The coronavirus is already circulating among humans and has evolved far beyond the mutants used in the experiment, said Jesse Bloom, a virologist at the Fred Hutchinson Cancer Research Center. Even if a hybrid lab virus leaked, it is unlikely to pose a serious threat.
“I understand why people are concerned because we are creating a virus whose characteristics are completely unpredictable,” said Dr. Bloom. “But I don’t think this is particularly risky.”
The NIH’s harsh public statement about the Boston University study raised questions about how the NIH and other health agencies have evaluated such experiments in the past. Last month, Food and Drug Administration scientists, like a team in Boston, announced a study in which mice were injected with a coronavirus designed to carry the Omicron spike.
FDA must comply with P3CO regulations. But officials said in a statement that the hybrid virus created as part of the study did not represent a “new version of the virus.” Because “we aim to understand how viruses work, not to identify new ways to make them more powerful.”
Some independent experts said the agency’s rationale could not explain why the study passed.The experiment went through the approval process simply because the researchers had no intention of creating a more dangerous virus. cannot be avoided.
“If research is expected to lead to an increase in potential pandemic pathogens (strains that are more contagious and/or virulent than those found in nature), it should be reviewed. Bloomberg Public Health Dr. Tom Inglesby, director of the Johns Hopkins Center for Health Security, said in an email.
FDA researchers aren’t the only American scientists tinkering with the coronavirus in this way. At the University of Texas Medical School in Galveston, scientists rely in part on federal funding. the study As to whether vaccines produce protection against coronaviruses modified to have omicron spikes.
These techniques will save scientists months of waiting for samples of Omicron virus from human patients, allowing them to study the dangers of new variants and predict the need for booster shots. Outside experts said the Texas experiment was even less dangerous than the Boston study. This is because they generally infected cells, not living animals, with the virus.
The proposal from the Texas team would have been reviewed by the NIH, but was never escalated to the Dangerous Agents Board. The agency did not disclose the reason. (Since 2017, only three of his studies that NIH has proposed funding have been reviewed by that committee. it said.)
“No one is really in charge of scanning the medical literature, and it could be a random occurrence that brings these particular experiments to the public eye,” said Dr. Inglesby. “And it shouldn’t be like that.”
Some raise another issue. Research that is not funded by the government is not subject to government regulations.
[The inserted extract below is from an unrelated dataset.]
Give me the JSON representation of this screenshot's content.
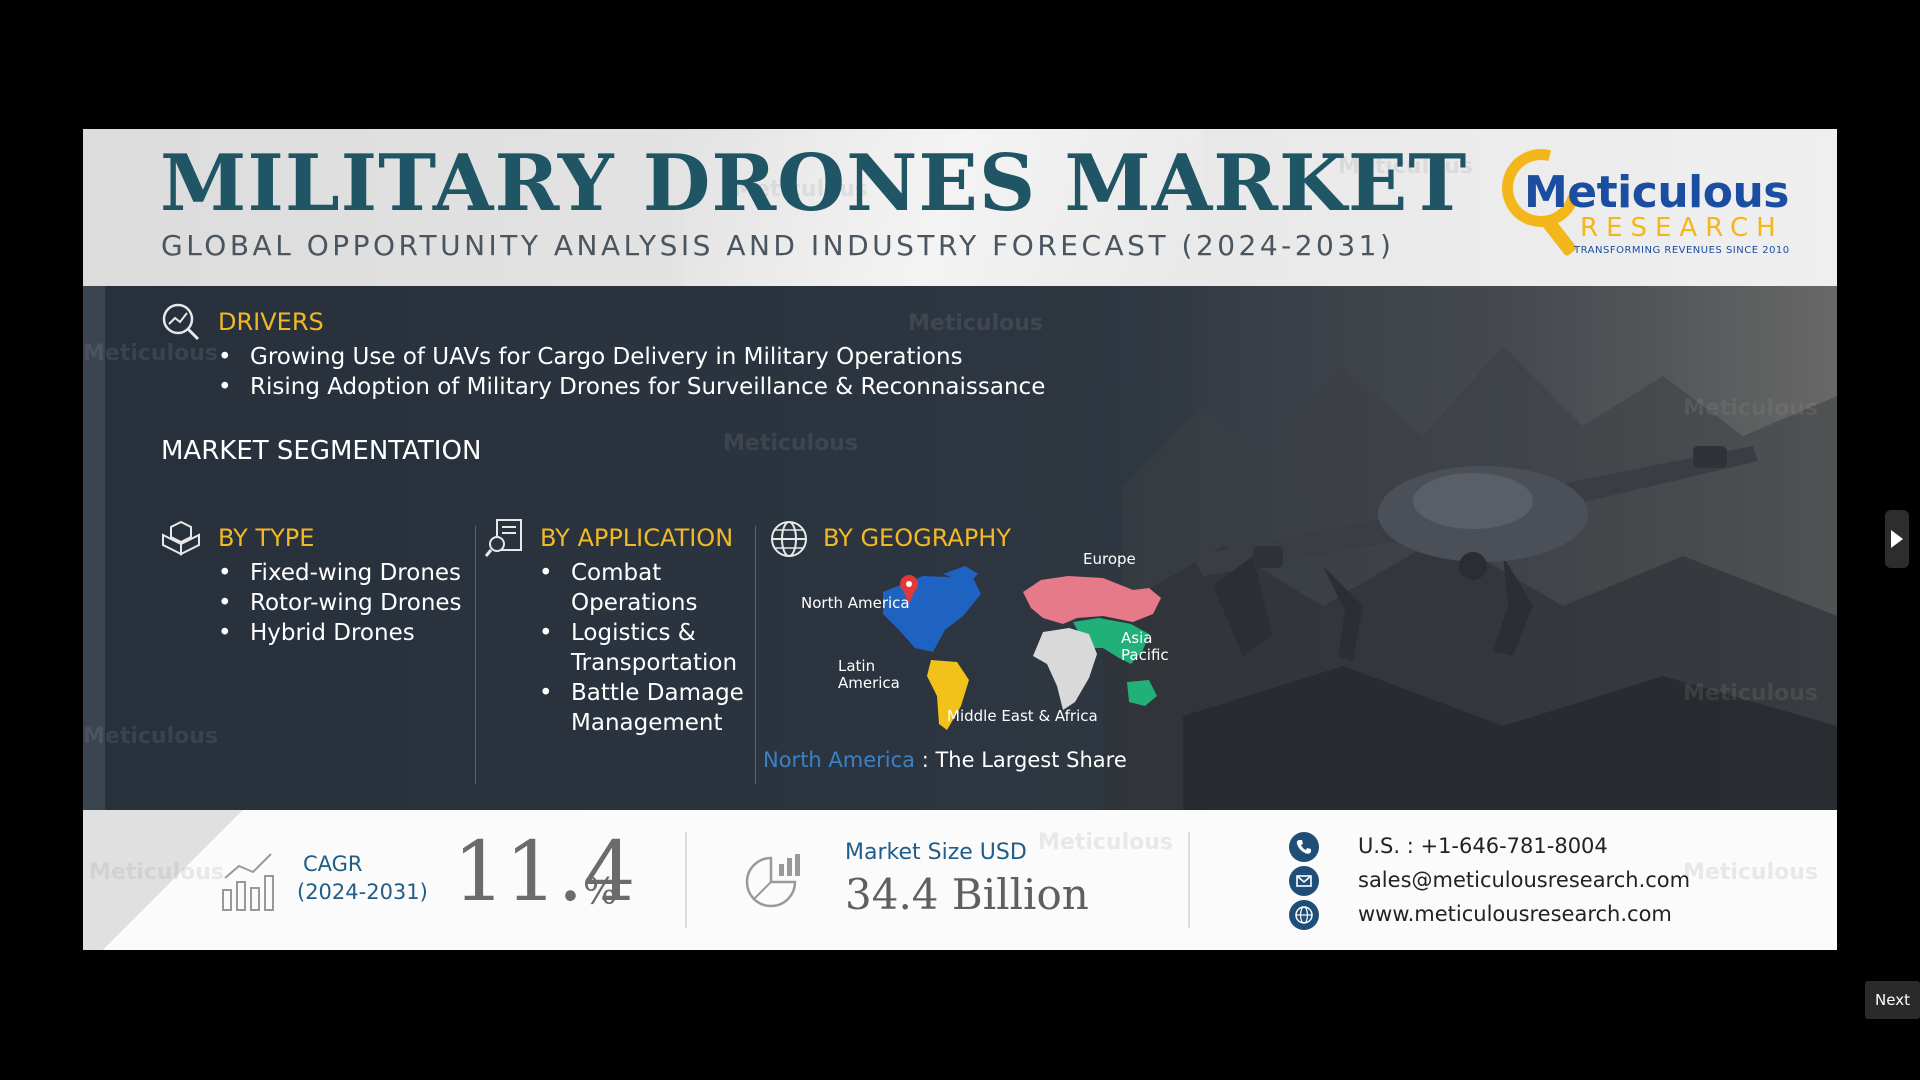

Carmela Haynes, a biomedical engineer at Emory University and a member of the National Scientific Advisory Board for Biosecurity, said, “Ultimately, everyone agrees that it would be ideal to publish a broadly applicable policy.” I think you’d agree.
One possibility is Federal Select Agent Programwhich requires anyone attempting to work with certain dangerous substances, such as anthrax, to register with the government.
“Recommendations that don’t include codifying legally enforceable regulatory requirements mean nothing,” said Richard Ebright, a molecular biologist at Rutgers University.
He added that federal officials could come under pressure to step up surveillance next year if Republican crackdown advocates win power in November’s midterm elections.
On the other hand, some say that politically arduous debates could make better regulation even more difficult to achieve.
“I’m worried that it will hamper our ability to understand these viruses that have killed millions of people,” said Gigi Grombal, a biosafety expert at the Johns Hopkins Bloomberg School of Public Health. I’m here.